Вика хотела возразить, что ее потенциальный муж вряд ли примет Федю с Машкой за своих детей, но не стала. Матери все равно ничего не докажешь — она уже все решила. И в полуобморочном бреду Вика подумала, что пусть хоть сын Петровны, хоть Костик-дурачок: если ее не будут трогать, она согласна на любого.
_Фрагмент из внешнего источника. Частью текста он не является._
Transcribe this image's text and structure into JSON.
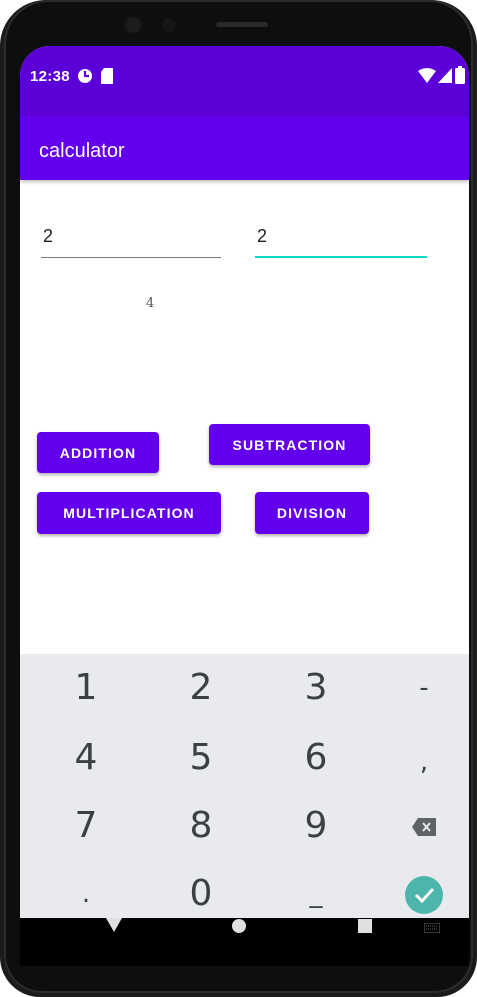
{
  "status_bar": {
    "time": "12:38",
    "icons": [
      "sync-icon",
      "sd-card-icon",
      "wifi-icon",
      "signal-icon",
      "battery-icon"
    ]
  },
  "app_bar": {
    "title": "calculator"
  },
  "inputs": {
    "first_value": "2",
    "second_value": "2"
  },
  "result_text": "4",
  "buttons": {
    "addition": "ADDITION",
    "subtraction": "SUBTRACTION",
    "multiplication": "MULTIPLICATION",
    "division": "DIVISION"
  },
  "keyboard": {
    "row1": [
      "1",
      "2",
      "3",
      "-"
    ],
    "row2": [
      "4",
      "5",
      "6",
      ","
    ],
    "row3": [
      "7",
      "8",
      "9"
    ],
    "row4": [
      ".",
      "0",
      "_"
    ]
  },
  "colors": {
    "status_bar": "#5b00d6",
    "app_bar": "#6200ee",
    "button": "#6200ee",
    "focus_underline": "#03dac5",
    "keyboard_bg": "#e8eaed",
    "enter_key": "#4db6ac"
  }
}
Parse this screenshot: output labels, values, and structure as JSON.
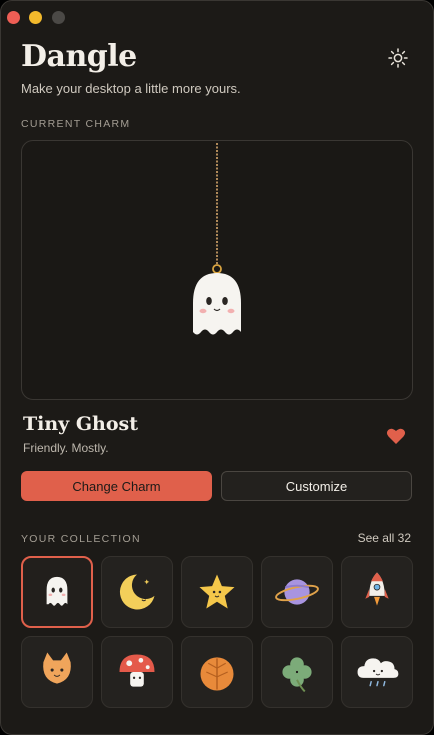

Мать щелкнула выключателем, и комната погрузилась в густой непроницаемый мрак. Вика чувствовала себя необычайно маленькой, совсем девочкой перед гигантским неизведанным миром. Дверь приоткрылась, прочертив светлую линию не полу, сквозь щель, хромая, проскользнула Малышка. Неуловимо быстро она забралась к Вике под одеяло и прижалась ухом к ее груди. Вика до сих пор не могла сформулировать почему, но рядом с Машкой она всегда чувствовала себя сильнее, и уже не огромный мир простирался перед ней, а она сама стала миром, собственным миром маленькой брошенной девочки.
— Ты горячая, — заметила Машка. — И сердце у тебя бьется быстро-быстро.
— Слушай маму, — попросила в ответ Вика. — Ложитесь не поздно и не буяньте.
— Хорошо, — покорно согласилась Малышка, но вдруг добавила: — А Макс еще приедет?
Конечно, он произвел впечатление. Сначала осыпал подарками, игнорируя недостатки детей, а затем вовсе испарился, одни воспоминания остались. И дети, с которыми давно уже не случалось потрясений, недоумевали — что такое вообще произошло? Как, впрочем, недоумевала и сама Вика.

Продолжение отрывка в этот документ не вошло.